Daily Brief

You’ve all done very well

3 minute read

The smell of freedom

Investors are broadly in favour of the Prime Minister’s confirmation yesterday that most of the UK's Covid restrictions will end in a fortnight’s time. Investors knew it was coming, so the reaction was not dramatic: sterling had a gently positive day.

The logic behind sterling’s upward move is that the removal of restrictions will allow businesses to get back to normal operations. Although many might choose not to do so, at least until the end of the summer, the Prime Minister’s pledge of no more lockdowns should encourage businesses to plan for the best, not the worst.

Earlier in the day, Britain’s services sector purchasing managers’ index for June had been a mixed blessing. At 62.4 it was ahead of the forecast 61.7 but half a point lower on the month. That said, the 62.9 scored in May was a 24-year high, and for the June reading to come in close to that was no mean achievement. Sterling added half a US cent and picked up a third of a cent each from the euro and Swiss franc.

 

Pressing ahead in Europe

Although the services PMIs from the Eurozone were not exactly wobble-free they were almost all multi-month or multi-year highs. The odd one out, ironically, was Ireland, whose 63.4 was simultaneously a two-month low and higher than all its peers.

The supposed disappointment at Germany’s below-forecast 57.5 was more than a little contrived. It actually represented an almost five-point monthly improvement and it was a 10-year high. Taking all the Eurozone PMIs together, the composite reading was slightly ahead of forecast at 59.5, a 15-year high. Released at the same time, the Sentix index of investor confidence came in at 29.8, a three-and-a-half-year high.
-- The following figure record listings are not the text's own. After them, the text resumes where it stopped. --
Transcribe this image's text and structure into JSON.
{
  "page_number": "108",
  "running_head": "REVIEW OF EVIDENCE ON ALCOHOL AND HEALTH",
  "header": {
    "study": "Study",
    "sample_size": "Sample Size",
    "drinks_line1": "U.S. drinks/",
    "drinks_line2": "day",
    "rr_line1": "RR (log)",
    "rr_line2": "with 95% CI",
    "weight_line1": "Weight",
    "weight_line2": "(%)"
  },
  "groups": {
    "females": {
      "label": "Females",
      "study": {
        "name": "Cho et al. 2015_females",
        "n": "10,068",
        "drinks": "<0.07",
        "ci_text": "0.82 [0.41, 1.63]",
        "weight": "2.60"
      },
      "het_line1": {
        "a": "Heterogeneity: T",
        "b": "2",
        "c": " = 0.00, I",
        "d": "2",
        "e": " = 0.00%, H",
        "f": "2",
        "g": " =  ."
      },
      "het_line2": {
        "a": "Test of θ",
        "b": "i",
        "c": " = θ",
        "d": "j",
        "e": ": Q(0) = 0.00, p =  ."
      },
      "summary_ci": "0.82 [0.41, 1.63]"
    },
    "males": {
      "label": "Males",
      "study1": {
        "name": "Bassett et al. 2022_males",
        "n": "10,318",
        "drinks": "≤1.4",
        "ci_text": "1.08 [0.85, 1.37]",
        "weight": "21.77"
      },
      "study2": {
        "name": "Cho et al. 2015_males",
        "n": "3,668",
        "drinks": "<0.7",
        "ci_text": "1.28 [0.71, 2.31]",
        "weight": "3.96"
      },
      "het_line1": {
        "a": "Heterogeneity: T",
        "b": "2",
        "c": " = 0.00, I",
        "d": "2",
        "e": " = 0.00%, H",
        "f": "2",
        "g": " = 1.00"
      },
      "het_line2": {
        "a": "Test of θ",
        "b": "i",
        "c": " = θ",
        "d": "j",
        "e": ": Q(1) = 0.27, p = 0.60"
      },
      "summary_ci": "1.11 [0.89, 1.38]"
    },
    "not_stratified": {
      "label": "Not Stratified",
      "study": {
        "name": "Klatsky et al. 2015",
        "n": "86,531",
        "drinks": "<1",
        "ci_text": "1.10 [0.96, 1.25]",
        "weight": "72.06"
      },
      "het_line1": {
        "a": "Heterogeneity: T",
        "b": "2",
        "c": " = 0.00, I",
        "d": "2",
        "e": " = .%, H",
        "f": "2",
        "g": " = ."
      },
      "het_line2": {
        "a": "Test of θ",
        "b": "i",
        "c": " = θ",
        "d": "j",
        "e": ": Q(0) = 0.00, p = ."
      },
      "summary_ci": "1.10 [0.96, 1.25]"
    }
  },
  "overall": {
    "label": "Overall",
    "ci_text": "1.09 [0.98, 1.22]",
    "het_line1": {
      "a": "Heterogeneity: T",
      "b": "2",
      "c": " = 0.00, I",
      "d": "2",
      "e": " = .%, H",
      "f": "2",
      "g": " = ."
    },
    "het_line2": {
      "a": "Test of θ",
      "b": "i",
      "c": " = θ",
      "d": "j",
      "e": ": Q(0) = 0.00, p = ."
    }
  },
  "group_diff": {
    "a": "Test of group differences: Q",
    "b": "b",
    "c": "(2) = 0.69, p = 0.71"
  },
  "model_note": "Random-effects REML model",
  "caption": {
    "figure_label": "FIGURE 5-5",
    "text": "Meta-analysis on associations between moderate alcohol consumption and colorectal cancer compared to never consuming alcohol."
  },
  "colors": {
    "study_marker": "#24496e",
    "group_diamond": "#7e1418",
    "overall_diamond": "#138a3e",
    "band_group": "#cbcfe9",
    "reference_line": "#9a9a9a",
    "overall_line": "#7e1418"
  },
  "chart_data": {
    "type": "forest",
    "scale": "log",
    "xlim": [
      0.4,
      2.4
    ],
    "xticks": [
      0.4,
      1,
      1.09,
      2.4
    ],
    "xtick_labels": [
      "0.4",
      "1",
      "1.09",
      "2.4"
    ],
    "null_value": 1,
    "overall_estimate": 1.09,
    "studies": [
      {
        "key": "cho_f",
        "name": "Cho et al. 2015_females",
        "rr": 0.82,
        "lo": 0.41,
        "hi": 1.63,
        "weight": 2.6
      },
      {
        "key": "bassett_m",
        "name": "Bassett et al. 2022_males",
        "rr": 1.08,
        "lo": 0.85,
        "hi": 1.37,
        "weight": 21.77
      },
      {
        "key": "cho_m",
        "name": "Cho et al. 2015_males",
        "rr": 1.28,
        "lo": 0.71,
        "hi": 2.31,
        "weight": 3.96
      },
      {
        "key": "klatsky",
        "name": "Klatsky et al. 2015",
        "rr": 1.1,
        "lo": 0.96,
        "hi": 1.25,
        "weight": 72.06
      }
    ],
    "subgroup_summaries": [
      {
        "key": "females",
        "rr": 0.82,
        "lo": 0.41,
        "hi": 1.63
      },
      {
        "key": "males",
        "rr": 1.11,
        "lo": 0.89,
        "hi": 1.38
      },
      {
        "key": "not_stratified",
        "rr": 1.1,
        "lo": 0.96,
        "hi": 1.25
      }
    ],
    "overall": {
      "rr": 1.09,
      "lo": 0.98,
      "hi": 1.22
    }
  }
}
Two other business surveys appeared in the last 24 hours. The Bank of Canada’s Business Outlook Survey pointed to “continued improvement in business sentiment [and] an important broadening in the recovery ahead”. In New Zealand, the NZIER’s Quarterly Survey of Business Opinion reported a sharp increase in confidence. The news helped propel the NZD into first place for a second day.

 

RBA on hold

The Reserve Bank of Australia announced this morning that it will probably keep interest rates unchanged until 2024. Governor Philip Lowe followed up with a speech in which he said that the next round of bond purchases will be much smaller and more short-lived than the one ending in September.

Investors interpreted the RBA’s move as hawkish, and sent the AUD higher. It is a touch firmer on the day against sterling. Investors did not react when New South Wales Health Minister Brad Hazzard made some bizarre comments on the vaccine programme.

For the rest of the day the highlight should be the delayed US services sector PMIs this afternoon. Ahead of that, ZEW will present its surveys of investor sentiment in Germany and the Eurozone, and Eurostat will report on Eurozone retail sales. The sole British ecostat is the construction PMI.